Chapter 5: Who are the Neighborhood Defenders?

Chapters 5 and 6 turn to members of the public. In Chapter 4, we combine a novel data set of all citizen participants in planning and zoning board meetings in the greater Boston area with the state voter file to describe the demographic and attitudinal attributes of meeting attendees. We demonstrate that these individuals are overwhelmingly opposed to new housing and demographically unrepresentative of their broader communities across a number of important domains.

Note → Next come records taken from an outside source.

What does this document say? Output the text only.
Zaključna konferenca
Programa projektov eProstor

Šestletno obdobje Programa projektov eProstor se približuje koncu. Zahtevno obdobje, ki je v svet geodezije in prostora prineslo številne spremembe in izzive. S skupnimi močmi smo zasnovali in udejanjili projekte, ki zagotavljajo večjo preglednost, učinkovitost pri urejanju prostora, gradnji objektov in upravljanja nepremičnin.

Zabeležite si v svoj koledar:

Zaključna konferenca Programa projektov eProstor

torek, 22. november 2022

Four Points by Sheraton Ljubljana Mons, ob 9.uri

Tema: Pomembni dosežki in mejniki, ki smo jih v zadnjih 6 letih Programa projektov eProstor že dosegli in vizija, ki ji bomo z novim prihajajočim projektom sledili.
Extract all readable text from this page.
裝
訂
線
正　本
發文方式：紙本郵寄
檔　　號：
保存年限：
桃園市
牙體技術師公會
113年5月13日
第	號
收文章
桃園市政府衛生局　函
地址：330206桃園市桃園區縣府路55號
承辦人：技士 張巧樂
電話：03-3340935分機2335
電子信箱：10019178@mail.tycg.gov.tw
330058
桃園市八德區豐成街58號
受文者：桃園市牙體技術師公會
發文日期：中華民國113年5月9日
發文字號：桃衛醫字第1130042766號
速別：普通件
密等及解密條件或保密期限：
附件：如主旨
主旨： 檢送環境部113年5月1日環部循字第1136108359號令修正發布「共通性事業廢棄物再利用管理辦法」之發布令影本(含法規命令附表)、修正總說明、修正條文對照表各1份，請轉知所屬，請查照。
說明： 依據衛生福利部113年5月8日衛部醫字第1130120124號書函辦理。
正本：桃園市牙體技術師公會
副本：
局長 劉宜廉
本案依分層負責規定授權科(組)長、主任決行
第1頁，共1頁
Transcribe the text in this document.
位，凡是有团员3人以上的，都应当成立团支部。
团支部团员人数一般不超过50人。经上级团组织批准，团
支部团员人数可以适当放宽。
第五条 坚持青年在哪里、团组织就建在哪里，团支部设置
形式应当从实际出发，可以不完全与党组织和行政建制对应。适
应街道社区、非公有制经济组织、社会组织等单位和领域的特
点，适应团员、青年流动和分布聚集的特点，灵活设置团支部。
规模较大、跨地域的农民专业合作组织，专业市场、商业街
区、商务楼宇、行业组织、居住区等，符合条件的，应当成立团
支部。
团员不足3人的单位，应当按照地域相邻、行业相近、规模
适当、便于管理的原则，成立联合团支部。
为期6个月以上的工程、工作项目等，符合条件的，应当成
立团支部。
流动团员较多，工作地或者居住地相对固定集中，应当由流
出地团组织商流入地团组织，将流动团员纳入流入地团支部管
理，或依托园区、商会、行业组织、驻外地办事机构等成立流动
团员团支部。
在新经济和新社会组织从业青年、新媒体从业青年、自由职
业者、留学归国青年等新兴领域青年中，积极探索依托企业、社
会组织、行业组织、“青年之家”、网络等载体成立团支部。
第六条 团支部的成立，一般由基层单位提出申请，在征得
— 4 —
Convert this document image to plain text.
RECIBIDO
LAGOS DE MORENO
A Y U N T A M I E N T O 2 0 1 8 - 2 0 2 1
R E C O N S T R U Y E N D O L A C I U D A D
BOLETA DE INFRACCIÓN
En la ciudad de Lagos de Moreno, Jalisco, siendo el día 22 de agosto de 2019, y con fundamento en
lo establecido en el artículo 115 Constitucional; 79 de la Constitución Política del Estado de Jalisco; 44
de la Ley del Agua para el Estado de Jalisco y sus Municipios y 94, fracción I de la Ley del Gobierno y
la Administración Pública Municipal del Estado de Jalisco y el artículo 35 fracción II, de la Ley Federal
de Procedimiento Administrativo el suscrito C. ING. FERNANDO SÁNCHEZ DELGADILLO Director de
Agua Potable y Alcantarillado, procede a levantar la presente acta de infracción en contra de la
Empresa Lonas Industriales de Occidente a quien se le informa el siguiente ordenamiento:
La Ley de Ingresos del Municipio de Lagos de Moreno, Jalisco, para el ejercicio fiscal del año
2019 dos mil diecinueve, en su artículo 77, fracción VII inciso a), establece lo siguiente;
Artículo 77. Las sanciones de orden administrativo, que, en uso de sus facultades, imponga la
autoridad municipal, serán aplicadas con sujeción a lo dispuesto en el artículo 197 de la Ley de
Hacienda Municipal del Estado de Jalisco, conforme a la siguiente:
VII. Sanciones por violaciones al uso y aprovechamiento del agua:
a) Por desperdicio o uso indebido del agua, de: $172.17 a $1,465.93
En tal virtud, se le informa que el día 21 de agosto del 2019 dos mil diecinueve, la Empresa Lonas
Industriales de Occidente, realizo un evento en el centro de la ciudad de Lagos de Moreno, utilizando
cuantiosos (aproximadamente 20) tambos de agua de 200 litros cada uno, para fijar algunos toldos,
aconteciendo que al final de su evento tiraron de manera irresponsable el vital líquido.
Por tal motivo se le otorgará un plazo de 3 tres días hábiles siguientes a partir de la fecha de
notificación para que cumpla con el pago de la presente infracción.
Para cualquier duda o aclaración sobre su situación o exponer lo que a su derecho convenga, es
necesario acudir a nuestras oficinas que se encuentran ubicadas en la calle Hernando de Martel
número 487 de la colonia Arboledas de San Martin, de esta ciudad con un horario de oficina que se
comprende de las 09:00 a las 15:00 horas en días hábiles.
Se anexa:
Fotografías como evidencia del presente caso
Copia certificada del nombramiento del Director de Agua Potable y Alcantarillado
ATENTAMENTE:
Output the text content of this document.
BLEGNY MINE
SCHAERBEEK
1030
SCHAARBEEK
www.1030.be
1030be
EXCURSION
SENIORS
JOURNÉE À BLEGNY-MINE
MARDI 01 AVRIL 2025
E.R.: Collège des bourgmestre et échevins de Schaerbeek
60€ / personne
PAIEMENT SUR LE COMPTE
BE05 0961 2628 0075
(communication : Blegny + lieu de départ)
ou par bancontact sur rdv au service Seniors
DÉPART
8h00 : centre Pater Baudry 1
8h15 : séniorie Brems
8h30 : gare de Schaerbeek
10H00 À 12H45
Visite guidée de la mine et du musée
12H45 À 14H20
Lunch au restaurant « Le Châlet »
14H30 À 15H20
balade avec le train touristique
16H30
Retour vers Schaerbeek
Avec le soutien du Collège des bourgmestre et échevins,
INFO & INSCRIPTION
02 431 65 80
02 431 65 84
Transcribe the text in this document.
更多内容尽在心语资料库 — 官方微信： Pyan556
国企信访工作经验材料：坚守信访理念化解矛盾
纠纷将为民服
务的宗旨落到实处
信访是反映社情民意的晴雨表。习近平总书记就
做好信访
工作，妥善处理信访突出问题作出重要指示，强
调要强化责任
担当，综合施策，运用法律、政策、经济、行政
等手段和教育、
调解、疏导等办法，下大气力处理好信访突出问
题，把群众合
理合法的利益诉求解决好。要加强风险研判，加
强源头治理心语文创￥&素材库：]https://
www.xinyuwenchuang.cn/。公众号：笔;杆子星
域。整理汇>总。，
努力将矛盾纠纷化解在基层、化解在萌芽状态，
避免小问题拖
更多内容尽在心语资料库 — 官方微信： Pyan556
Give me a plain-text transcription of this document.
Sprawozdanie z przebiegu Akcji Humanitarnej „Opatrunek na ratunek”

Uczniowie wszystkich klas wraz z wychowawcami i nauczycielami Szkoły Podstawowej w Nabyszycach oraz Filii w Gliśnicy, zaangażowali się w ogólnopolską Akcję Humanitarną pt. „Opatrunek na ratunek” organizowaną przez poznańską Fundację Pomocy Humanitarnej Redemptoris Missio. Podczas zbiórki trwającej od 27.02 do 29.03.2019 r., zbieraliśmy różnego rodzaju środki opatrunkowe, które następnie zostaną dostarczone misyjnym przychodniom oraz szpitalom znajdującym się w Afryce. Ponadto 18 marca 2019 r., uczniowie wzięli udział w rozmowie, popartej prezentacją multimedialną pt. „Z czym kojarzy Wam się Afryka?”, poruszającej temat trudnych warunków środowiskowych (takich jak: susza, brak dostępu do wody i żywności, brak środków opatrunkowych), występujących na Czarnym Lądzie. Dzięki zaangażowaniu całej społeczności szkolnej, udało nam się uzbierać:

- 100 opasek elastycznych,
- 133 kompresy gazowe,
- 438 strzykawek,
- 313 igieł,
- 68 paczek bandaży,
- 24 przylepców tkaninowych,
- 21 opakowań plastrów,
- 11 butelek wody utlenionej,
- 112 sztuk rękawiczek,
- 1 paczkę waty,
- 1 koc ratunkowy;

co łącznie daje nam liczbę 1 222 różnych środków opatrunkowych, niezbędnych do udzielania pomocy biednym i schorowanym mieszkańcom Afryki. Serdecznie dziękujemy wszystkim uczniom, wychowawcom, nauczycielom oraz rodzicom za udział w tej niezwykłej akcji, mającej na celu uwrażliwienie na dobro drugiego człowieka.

Chapter 6: Neighborhood Defense Tactics

Chapter 6 then explores how these individuals stymy housing development using a mix of quantitative analysis of meeting minutes, in-depth case studies, and dozens of interviews with government officials, developers, and community activists. We analyze the wide range of concerns raised by meeting attendees and how commenters use in-depth knowledge of local zoning regulations to raise objections to special permits and variances.

Chapter 7: Gentrification and the Future of Housing Reform

Chapter 7 investigates potential policy solutions and the challenges facing building an affordable housing coalition. It uses a mix of elite survey data, interviews, and archival analysis to explore how gentrification has made prospects for reform more challenging, exploring the state-level politics surrounding SB 827 in California and Chapter 40B in Massachusetts. It concludes by outlining: (1) prospects for successful housing reform and (2) how the insights derived from housing politics might apply to other salient policy arenas, such as environmental and immigration policy.